Most computer systems utilize a "volatile" memory which stores instructions and data for use by one or more processors. A typical volatile memory is a dynamic random access memory (DRAM) in which individual data bits are stored in a semiconductor capacitor. The capacitor is charged for a "one" and left uncharged for a "zero." The DRAM is volatile because the stored charge decays fairly rapidly. To maintain the integrity of such data, it must be periodically renewed or "refreshed". This is accomplished by reading the data before it completely decays and rewriting the data by recharging any capacitor storing a "one." DRAM is typically refreshed 500 times each second.
A characteristic of computer systems is that there is frequently competing demands for access to the memory. For example, each processor in the system may need to read or write data to the memory. In addition, the memory must be periodically accessed to be refreshed. A characteristic of memory is that it can not be accessed simultaneously. Thus, some mechanism must be provided to regulate access when simultaneous accesses are demanded.

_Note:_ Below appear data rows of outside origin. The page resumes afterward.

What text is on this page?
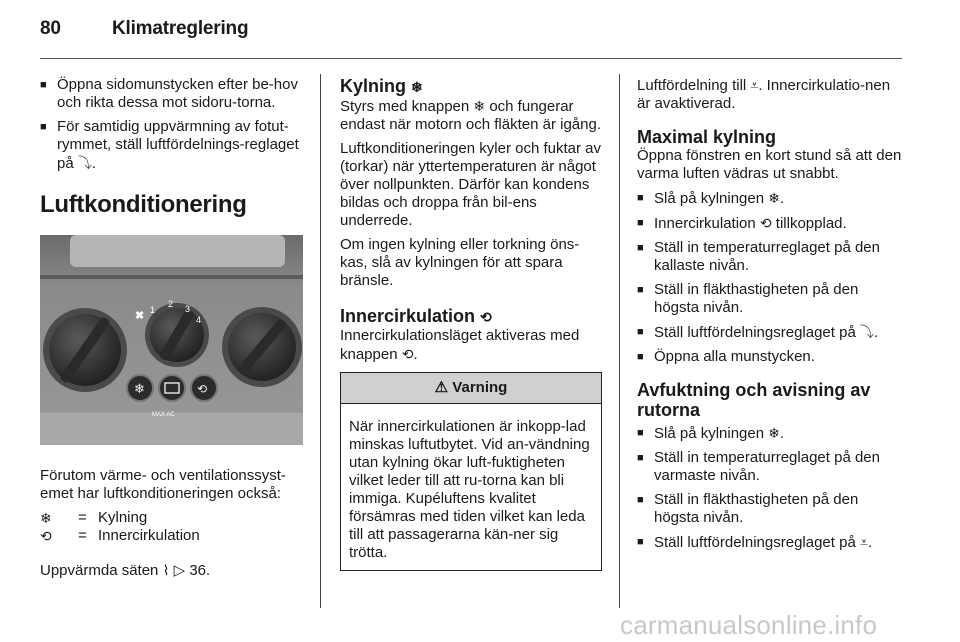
80	Klimatreglering
■ Öppna sidomunstycken efter be-hov och rikta dessa mot sidoru-torna.
■ För samtidig uppvärmning av fotut-rymmet, ställ luftfördelnings-reglaget på ⤵.
Luftkonditionering
✖ 1
2 3
4
❄	⟲
MAX AC

Förutom värme- och ventilationssyst-emet har luftkonditioneringen också:

❄	= Kylning
⟲	= Innercirkulation

Uppvärmda säten ⌇ ▷ 36.

Kylning ❄

Styrs med knappen ❄ och fungerar endast när motorn och fläkten är igång.

Luftkonditioneringen kyler och fuktar av (torkar) när yttertemperaturen är något över nollpunkten. Därför kan kondens bildas och droppa från bil-ens underrede.

Om ingen kylning eller torkning öns-kas, slå av kylningen för att spara bränsle.

Innercirkulation ⟲

Innercirkulationsläget aktiveras med knappen ⟲.

⚠ Varning
När innercirkulationen är inkopp-lad minskas luftutbytet. Vid an-vändning utan kylning ökar luft-fuktigheten vilket leder till att ru-torna kan bli immiga. Kupéluftens kvalitet försämras med tiden vilket kan leda till att passagerarna kän-ner sig trötta.

Luftfördelning till ⩡. Innercirkulatio-nen är avaktiverad.

Maximal kylning

Öppna fönstren en kort stund så att den varma luften vädras ut snabbt.

■ Slå på kylningen ❄.
■ Innercirkulation ⟲ tillkopplad.
■ Ställ in temperaturreglaget på den kallaste nivån.
■ Ställ in fläkthastigheten på den högsta nivån.
■ Ställ luftfördelningsreglaget på ⤵.
■ Öppna alla munstycken.
Avfuktning och avisning av rutorna
■ Slå på kylningen ❄.
■ Ställ in temperaturreglaget på den varmaste nivån.
■ Ställ in fläkthastigheten på den högsta nivån.
■ Ställ luftfördelningsreglaget på ⩡.
carmanualsonline.info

Many computer systems have a memory controller to provide such regulation. One of the controller's duties is to arbitrate among competing requests for memory access. Because a system cannot tolerate data loss, refresh requests are usually given a fairly high priority thereby allowing prompt access. At least one known system even provides a lockout feature by which other requests for memory access are blocked until the refresh request is granted.
A disadvantage of known systems is that many requests for read and write operations from system processor(s) are delayed so that refreshing can take place. Such delays make a computer system less efficient.